Drei Monate in den Wissenschafts-Charts!
Gars/Wien (IMC; Dr. WAS). „Wir hatten zunächst gar nicht gewusst, dass unsere Arbeit so viel Aufsehen erregt hatte“, so der Chef der Abtlg. f. Chirurgie am Wiener Donauspital, Prim. Univ. Prof. Dr. Rudolf Schiessel, im Interview mit IntMedCom anlässlich einer internationalen Publikation zum Thema „Operative Erhaltung der Kontinenz beim schließmuskelnahen Rektum-Karzinom“ im Fachjournal der „Amerikanischen Gesellschaft der Kolon- & Rektum-Chirurgen“. Was aber hat die Wissenschaft so aufgewühlt, dass diese Arbeit 3 Monate lang der meist gelesenste Artikel war?
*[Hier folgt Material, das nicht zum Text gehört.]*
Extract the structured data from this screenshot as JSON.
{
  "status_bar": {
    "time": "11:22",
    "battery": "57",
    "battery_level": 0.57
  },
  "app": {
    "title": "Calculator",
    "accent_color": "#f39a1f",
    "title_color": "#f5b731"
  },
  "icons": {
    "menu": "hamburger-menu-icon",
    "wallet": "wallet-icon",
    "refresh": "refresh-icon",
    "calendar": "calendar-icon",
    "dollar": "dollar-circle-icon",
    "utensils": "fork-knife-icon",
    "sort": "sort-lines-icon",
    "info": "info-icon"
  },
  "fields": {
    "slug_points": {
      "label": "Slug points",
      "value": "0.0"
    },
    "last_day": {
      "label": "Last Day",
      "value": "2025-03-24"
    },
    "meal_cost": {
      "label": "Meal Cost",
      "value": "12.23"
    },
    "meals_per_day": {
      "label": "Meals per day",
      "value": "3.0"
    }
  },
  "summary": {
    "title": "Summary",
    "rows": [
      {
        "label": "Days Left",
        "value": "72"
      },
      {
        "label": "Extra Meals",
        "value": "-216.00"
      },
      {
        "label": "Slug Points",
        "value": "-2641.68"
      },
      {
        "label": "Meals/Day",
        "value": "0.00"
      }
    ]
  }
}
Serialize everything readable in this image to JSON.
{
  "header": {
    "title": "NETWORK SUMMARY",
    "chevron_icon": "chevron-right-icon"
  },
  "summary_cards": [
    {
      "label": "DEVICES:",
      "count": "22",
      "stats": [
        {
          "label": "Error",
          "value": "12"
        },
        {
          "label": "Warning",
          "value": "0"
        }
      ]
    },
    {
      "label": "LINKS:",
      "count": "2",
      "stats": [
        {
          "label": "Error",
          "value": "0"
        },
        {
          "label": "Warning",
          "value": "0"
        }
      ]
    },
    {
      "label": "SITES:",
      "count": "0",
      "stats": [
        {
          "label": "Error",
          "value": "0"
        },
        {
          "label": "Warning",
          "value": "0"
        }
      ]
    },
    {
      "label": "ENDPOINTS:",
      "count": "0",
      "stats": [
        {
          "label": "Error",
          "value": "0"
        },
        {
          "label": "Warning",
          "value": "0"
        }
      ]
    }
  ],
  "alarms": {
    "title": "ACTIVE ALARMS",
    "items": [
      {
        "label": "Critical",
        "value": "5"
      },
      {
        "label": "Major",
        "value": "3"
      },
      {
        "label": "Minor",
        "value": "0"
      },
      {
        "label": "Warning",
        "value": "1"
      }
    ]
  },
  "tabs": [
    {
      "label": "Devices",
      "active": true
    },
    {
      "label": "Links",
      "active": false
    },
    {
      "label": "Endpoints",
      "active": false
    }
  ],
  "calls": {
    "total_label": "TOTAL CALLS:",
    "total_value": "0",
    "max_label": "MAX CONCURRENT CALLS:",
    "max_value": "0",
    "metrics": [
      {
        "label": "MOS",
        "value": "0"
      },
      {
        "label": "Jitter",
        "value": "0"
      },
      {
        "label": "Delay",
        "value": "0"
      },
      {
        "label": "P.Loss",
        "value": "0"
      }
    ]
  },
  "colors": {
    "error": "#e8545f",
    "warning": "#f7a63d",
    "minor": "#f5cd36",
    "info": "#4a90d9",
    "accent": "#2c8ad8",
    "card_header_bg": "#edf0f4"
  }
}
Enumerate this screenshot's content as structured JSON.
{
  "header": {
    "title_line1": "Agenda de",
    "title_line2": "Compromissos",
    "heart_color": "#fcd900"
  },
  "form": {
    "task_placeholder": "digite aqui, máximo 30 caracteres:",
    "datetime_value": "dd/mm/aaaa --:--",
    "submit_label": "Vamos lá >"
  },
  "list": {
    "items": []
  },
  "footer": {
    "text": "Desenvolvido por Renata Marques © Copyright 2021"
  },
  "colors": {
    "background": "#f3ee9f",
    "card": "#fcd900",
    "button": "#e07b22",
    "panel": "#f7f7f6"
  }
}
Was zunächst kompliziert klingt, ist es in Wahrheit nicht. Schiessel und seine MitarbeiterInnen arbeiten bereits seit Jahren an einer speziellen OP-Technik, die es ermöglicht, Menschen mit endständigem (nahe am Darmausgang) Rektum-Karzinom ihre Kontinenz zu erhalten.
Ein kurzer Blick auf die anatomische Situation am Darmausgang. Es gibt hier zwei Ringe an Schließmuskulatur – einen so genannten äußeren und einen inneren. Bisher ging die Lehre davon aus, dass beide Ebenen für die ausreichende Funktion der Darmaugsangskontrolle nötig wären.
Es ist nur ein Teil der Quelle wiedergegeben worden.